Of course I’d turned out like I had‑being part of this family, you were always about to be made fun of, someone’s mood (my father’s mood) was always about to change, and there was no situation you could trust or settle into. T
heir mockery was both casual and slamming, and it could be about anything. So no wonder‑no wonder I never wanted Cross to see me naked.
I hated them because they thought I was the same as they were, because if they were right, it would mean I’d failed myself, and because if they were wrong, it would mean I had betrayed them.
Probably I had started thinking seriously about the Valentine’s flowers months before‑even as a sophomore and junior, I’d wondered each year if there was any chance, if there was the remotest of possibilities, that Cross would send me one, and apparently there never had been‑but after we got back from winter break, I was fixated.
Every year, accompanied by notes, I received one pink carnation (friendship) from Sin‑Jun and one white carnation (secret admirer) from Martha, whose note would say, in her undisguised handwriting, something like, From your red hot mystery man. As a sophomore, I’d also gotten a pink one from Dede, which immediately made me wish I’d sent one to her, and I’d gotten a pink one from my adviser Ms. Prosek, who was one of the few faculty members who participated in the exchange; a lot of them openly disapproved of it. I had never gotten a rose, which stood, of course, for love, and cost three dollars to the carnation’s dollar‑fifty. The exchange was a fund‑raiser, organized by ASC, the Ault Social Committee, a club overseen every year by pretty junior girls who planned the dances and ran spring carnival. And therein existed the flower exchange’s most predictably flawed and titillating aspect: Whoever you sent a flower to, whatever message you wrote on your note, the ASC girls saw it.

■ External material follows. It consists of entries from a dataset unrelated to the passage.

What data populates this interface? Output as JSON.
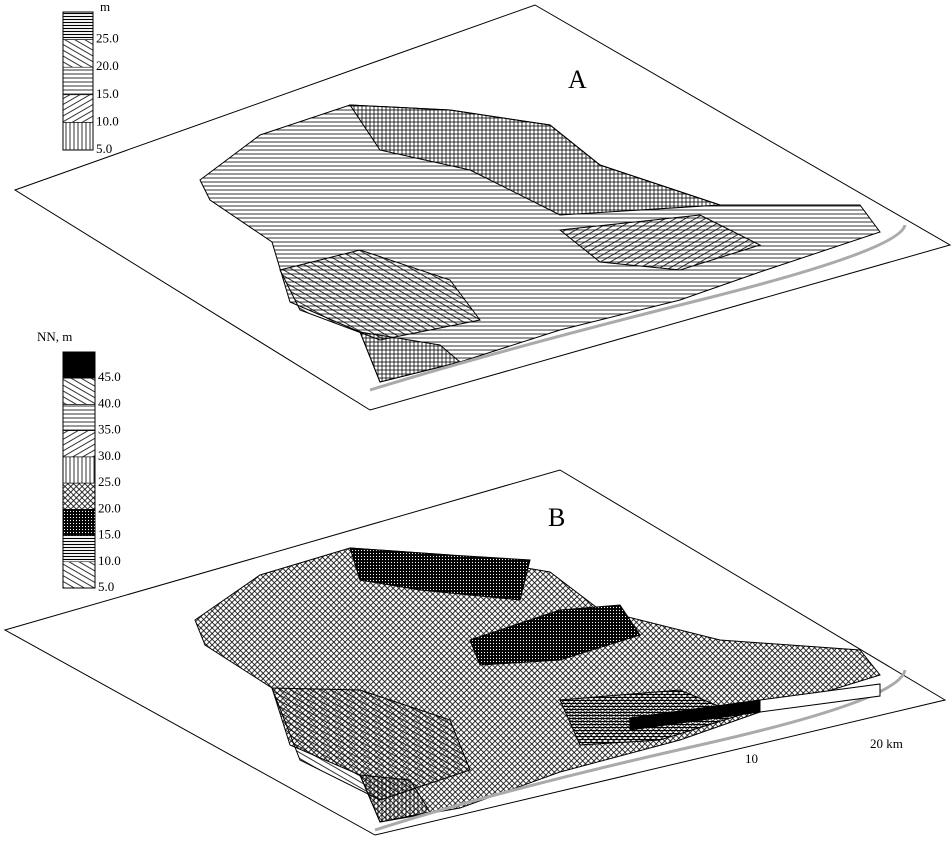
{
  "panel_a": {
    "label": "A",
    "legend": {
      "title": "m",
      "items": [
        "25.0",
        "20.0",
        "15.0",
        "10.0",
        "5.0"
      ]
    }
  },
  "panel_b": {
    "label": "B",
    "legend": {
      "title": "NN, m",
      "items": [
        "45.0",
        "40.0",
        "35.0",
        "30.0",
        "25.0",
        "20.0",
        "15.0",
        "10.0",
        "5.0"
      ]
    }
  },
  "scale_bar": {
    "mid_label": "10",
    "end_label": "20 km"
  }
}
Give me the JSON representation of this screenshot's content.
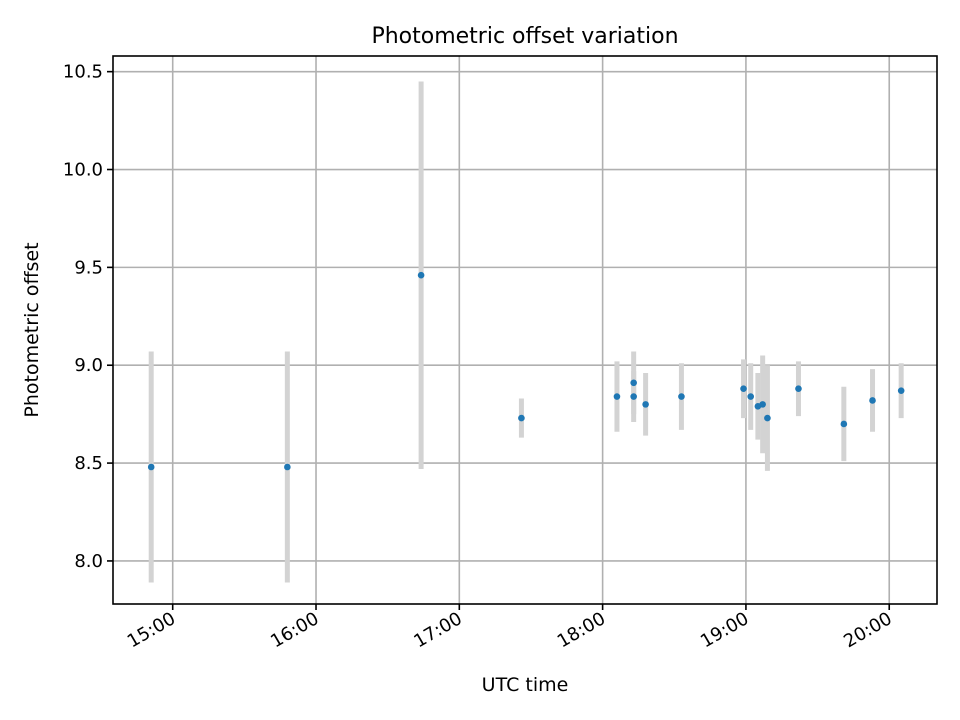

They processed all the forms, and it was only natural that the closer the giver or receiver of a particular flower was to their social nucleus, the greater the interest that flower held for them. There was, therefore, nothing truly secret about sending a secret admirer carnation.
Around midnight, as February 13 became February 14, ASC members (they had special permission to be out after curfew, they had work to do!) delivered the flowers to each dorm in large brown buckets, the flowers giving off cold air like the food in the refrigerated section of a grocery store, the notes stapled around the stems but never stapled in such a way that someone for whom the note was not intended couldn’t still open it and read a good chunk of the contents. The idea was that you’d have flowers awaiting you in the morning; the reality was that in most dorms, the flowers were pawed through by twelve‑fifteen. Usually, they were pawed through by someone like Dede, a person unsure how many flowers she’d get, and unable to conceal this anxiety. A person like Aspeth, on the other hand, could stroll into the common room just before chapel the next morning to pick up her bounty, and it would be impossible to say whether she’d waited so long because she wanted everyone to see how many she’d received or because it really wasn’t that big a deal to her. My freshman year, Aspeth had received‑I feared these figures would remain with me long after I’d forgotten the date of the Battle of Waterloo or the boiling point of mercury‑six pink carnations, eleven white carnations, and sixteen red roses, twelve of which were from a sophomore named Andy Kreeger, who had never before spoken to Aspeth.